C’est ce que niaient les libertins, et, en particulier, le plus illustre alors d’entre eux, ce juif d’Amsterdam « au long nez, au teint blême, » le plus logique aussi des cartésiens, Spinosa, dont le Traité théologico-politique, après avoir soulevé des orages, lors de son apparition, en 1670, venait d’être traduit et réédité jusqu’à trois fois en français, dans la même année 1678, sous le titre de : Réflexions curieuses d’un esprit désintéressé sur les matières les plus importantes au salut, tant public que particulier. Bossuet avait lu Spinosa. Le Tractatus theologico-politicus, en édition originale, (Hamburgi. 1670. Kunrath), figure au catalogue de sa bibliothèque, sous le numéro 638. J’y vois figurer également l’Éthique, — ou plutôt l’Opus posthumum, — en manuscrit, sous le numéro 666 ; et ceci est plus curieux.
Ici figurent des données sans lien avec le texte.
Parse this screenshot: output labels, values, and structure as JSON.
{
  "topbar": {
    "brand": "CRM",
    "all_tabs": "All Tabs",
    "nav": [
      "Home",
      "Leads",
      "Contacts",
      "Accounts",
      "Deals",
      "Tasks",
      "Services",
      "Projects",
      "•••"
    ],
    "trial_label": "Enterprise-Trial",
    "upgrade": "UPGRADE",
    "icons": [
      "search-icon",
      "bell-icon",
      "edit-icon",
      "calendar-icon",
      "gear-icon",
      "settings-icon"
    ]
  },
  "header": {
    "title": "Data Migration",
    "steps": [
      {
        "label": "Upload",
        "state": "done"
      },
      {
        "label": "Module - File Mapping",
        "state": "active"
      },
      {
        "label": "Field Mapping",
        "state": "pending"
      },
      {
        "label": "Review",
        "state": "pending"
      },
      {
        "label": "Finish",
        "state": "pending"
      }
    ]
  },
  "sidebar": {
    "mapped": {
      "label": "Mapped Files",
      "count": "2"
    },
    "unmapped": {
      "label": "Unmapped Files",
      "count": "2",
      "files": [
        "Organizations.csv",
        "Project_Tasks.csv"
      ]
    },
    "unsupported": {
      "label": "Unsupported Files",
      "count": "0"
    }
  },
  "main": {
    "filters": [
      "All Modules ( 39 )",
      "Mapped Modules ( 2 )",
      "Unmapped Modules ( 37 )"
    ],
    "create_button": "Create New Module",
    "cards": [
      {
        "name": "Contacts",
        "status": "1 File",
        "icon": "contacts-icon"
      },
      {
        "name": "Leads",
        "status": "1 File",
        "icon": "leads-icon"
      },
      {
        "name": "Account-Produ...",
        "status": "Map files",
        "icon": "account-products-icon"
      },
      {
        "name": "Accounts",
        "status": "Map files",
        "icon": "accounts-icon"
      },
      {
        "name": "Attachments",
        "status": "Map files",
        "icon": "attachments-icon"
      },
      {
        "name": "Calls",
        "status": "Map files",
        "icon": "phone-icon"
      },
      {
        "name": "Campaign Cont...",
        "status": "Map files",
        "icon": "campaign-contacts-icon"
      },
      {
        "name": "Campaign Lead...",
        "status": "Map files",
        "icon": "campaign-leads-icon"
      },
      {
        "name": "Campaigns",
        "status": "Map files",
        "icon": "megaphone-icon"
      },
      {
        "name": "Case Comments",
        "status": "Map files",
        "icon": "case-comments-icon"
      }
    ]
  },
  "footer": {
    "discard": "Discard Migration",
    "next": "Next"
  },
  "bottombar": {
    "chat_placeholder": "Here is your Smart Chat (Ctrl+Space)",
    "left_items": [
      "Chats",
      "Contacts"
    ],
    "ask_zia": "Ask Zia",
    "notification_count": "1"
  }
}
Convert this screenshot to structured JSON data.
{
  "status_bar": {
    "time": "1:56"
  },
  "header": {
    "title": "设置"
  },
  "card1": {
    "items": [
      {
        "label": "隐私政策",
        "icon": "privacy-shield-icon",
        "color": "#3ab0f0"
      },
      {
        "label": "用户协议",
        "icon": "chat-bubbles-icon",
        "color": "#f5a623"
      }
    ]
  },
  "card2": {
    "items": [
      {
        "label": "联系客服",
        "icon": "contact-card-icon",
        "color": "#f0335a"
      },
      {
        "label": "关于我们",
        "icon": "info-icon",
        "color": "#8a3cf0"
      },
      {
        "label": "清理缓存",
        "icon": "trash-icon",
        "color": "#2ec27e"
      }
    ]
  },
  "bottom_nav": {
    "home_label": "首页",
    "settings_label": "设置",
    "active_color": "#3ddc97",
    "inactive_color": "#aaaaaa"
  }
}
Car, puisque l’Éthique a paru pour la première fois en 1677, quatre ans avant le Discours de Bossuet, il fallait donc que Bossuet fût singulièrement attentif à tout ce que faisait Spinosa, pour se l’être ainsi procurée manuscrite. Mais ce qui achève de nous rendre certains qu’il connaissait bien l’auteur du Traité théologico-politique, c’est qu’à chaque instant, s’il ne le nomme pas, il le réfute, ou il lui répond, dans la seconde partie du Discours sur l’histoire universelle.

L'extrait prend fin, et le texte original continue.